Pikka oil project will provide no state production tax revenue until 2034

Anyone looking for a small example of why Alaska’s oil tax system needs repair can find it in the latest state analysis of the Pikka oil project, set to begin producing up to 80,000 barrels of oil a day in 2026. It won’t begin producing state production tax revenue until 2034.

The Anchorage Daily News had this detailed account about how Pikka is expected to generate about $200 million a year for the state, mainly from royalty oil.

Wickersham’s Conscience, the work of a tireless retired Fairbanks lawyer, has more on the subject and what is missing from the Alaska coverage.

Most of the $200 million is to come from the sale of state-owned royalty oil, which exists because the discovery was made on state land by industry maverick Bill Armstrong. There are also private leases on land owned by the Arctic Slope Regional Corporation. The state and ASRC will get paid for the value of 17 percent of the oil from the project.

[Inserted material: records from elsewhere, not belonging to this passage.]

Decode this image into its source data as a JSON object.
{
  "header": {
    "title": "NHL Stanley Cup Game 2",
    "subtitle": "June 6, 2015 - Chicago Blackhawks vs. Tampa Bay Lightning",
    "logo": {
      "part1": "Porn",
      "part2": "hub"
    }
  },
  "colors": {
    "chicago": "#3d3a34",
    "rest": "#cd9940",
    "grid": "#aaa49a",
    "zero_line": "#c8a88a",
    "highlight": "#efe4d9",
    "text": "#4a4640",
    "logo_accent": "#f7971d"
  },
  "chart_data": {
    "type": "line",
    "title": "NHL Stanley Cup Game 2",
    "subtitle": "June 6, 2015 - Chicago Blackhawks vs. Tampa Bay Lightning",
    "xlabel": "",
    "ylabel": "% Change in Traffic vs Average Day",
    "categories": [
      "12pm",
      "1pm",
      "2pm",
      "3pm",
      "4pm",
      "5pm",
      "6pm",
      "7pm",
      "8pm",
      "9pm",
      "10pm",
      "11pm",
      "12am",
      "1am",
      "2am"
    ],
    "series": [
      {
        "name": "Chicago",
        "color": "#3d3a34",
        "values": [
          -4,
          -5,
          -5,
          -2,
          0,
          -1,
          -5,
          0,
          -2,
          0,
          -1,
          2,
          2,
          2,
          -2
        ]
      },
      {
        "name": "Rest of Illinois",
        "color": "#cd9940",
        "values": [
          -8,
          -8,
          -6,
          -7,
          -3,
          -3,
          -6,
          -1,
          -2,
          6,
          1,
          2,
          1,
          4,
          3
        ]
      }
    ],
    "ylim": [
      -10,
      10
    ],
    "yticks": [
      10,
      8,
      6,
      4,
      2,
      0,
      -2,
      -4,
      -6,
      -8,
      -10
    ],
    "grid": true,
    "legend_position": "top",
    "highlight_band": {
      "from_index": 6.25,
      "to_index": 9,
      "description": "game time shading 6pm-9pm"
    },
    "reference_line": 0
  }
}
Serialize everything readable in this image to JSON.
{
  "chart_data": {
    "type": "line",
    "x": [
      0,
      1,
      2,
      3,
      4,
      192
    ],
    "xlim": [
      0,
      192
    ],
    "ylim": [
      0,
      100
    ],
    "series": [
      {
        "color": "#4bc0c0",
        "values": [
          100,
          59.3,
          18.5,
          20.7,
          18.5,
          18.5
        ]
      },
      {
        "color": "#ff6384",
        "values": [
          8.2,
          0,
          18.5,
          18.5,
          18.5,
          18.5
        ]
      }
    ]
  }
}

There is a state oil production tax that comes into play, but that is structured in such a way that it will provide no revenue to the state from Pikka oil production until 2034.

The production tax will be cut to zero over the first eight years of production because of various tax deductions on the $3.1 billion project.

All of the oil companies will say that this is the wrong time to talk about raising oil taxes. Five years ago the oil industry spent $25 million to fight an oil tax ballot measure, with its “One Alaska” group claiming that defeating the ballot measure was a way to “save jobs and the PFD.”

Defeating the ballot measure did not save the PFD. And it is always the wrong time to talk about raising oil taxes, the companies always say, because any tax increase, even a small one, will always be fatal to future prospects.

Under our system, “All costs incurred before production begins lead to reduced future state tax revenue, since losses can be carried forward and deducted against production tax accrued after production start-up,” the state analysis of Pikka says.

The companies will deduct the amount they have spent and will spend on developing the oil field. They will deduct carried forward annual losses and other tax credits.

Here is the full report. Check the text on page 8 for more on the “complex interaction” of the various elements of our system, which is based on net profits, not on gross oil production.

There are other forms of oil taxation, such as a property tax and a corporate income tax, but an oil production tax that is zero until the oil field begins to decline in 2034 is not in the state’s best interest.

The lack of a simple gross production tax is the biggest flaw in our excessively complicated tax system, the SB 21 package that former Gov. Sean Parnell said was so simple.